Az sonra içeri gelmiş. Köse'nin karşısına dikilmiş...
“- Bak
Köse Kardeş!" demiş.
“- Karaman
koyunu çift doğurur… Doğumu yakın bir Karaman koyunu al. Yününü kırk ki eğirip
bir kürk dokut… Sütünü sağarak sat, bir koyun parası biriktir… Doğan iki
kuzusundan birini kes, diğerini canlı olarak beye götür. Ona de ki:
“- İşte
bu koyun. Yününden bir kürk, derisinden bir börk… Bu deri bir kuzusundan
yüzdüğüm deridir.

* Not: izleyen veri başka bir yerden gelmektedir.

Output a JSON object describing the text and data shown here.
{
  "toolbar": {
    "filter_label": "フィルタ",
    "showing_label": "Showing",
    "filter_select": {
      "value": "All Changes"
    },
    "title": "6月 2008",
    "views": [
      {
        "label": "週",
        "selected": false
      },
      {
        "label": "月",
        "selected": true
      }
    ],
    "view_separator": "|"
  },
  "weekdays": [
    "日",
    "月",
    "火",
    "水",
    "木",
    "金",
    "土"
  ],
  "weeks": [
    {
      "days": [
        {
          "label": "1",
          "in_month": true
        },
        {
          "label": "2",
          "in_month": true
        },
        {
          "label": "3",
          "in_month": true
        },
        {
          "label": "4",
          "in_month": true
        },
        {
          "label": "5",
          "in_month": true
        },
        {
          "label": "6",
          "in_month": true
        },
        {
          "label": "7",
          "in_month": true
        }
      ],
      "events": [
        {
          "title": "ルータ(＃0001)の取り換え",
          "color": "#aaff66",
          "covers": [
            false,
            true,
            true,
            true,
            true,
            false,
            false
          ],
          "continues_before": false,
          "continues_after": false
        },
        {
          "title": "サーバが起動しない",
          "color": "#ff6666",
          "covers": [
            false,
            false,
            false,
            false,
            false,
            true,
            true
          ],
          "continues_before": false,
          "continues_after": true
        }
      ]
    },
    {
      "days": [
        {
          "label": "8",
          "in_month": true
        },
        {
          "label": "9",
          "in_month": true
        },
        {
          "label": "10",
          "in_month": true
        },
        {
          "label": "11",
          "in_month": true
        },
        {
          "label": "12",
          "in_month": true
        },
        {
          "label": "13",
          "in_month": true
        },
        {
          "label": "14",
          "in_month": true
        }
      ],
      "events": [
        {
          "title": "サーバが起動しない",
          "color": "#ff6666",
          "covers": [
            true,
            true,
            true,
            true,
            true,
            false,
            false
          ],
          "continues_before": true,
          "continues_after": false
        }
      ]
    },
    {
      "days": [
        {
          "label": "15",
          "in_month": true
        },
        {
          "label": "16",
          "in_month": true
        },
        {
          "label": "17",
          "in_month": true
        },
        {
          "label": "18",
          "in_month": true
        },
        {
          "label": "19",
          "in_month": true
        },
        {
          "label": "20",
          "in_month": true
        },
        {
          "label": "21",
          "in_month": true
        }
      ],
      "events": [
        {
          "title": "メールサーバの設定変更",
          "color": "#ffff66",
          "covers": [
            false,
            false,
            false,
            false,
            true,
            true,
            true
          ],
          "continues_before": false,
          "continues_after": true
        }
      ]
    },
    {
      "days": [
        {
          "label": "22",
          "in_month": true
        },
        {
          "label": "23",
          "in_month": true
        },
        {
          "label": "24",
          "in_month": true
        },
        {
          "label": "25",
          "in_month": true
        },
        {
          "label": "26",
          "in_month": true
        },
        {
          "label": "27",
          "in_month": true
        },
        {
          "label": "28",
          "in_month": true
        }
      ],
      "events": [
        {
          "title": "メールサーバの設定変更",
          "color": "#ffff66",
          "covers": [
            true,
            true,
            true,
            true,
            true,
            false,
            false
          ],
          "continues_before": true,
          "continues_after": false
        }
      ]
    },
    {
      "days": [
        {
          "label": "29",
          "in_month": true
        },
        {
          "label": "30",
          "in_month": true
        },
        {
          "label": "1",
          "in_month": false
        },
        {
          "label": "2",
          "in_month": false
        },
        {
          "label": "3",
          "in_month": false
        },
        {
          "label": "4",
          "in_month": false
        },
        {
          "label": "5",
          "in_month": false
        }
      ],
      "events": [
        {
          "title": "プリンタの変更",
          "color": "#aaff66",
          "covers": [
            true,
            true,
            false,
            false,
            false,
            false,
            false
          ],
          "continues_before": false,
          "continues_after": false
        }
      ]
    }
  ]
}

Bu da kanı ve eti… Buyur afiyetle ye… Şu sağ kuzu da canından
can, bu kesilmiş kuzu da kanından kandır. İşte koyununu diri paranı da geri
veriyorum. Para da sütünden kazandığımdır…”
Köse,
bir sevinmiş, bir sevinmiş ki, ne diyeceğini bilememiş. Ama bol bol
duâ etmiş Ese'ye ve
Ese'nin kızına...
Hemen
gerisin geri düşmüş buraya kadar arşınladığı yollara... Beyin yaylasında,
doğumu yakın bir koyun almış ve... Ve kırk gün sonra, beyin karşısına çıkmış.
“- İşte
beyim" demiş. "Böyle, böyle, böyle... Var mı bir diyeceğin?"
Bey,
çok sevinmiş... Gülerek Köse'ye bakmış:
“- Var
diyeceğim!" demiş. "Bundan geri kâhyamsın... Hem de damadımsın!"
Bey,
kızını Köse'ye vermiş. Köse, öylesine sevinmiş ki, bir anda sakalı, bıyığı
çıkmaya başlamış...
Birden,
aklına Ese'nin kızının iyiliği gelmiş.
Beye
demiş ki:
“- Beyim,
bu akıl benim değildi. Yolda karşılaştığım, Ese adındaki bir adamın kızının
aklıydı..."
Bey
buna çok sevinmiş.
“- Sana
verecek bir kızım vardı, verdim... Onu da alacağım bir yiğit oğlum var, aldım
gitti..." demiş.
Gidip
Ese'nin kızını istemiş. Düğünler olmuş, muratlarına ermişler...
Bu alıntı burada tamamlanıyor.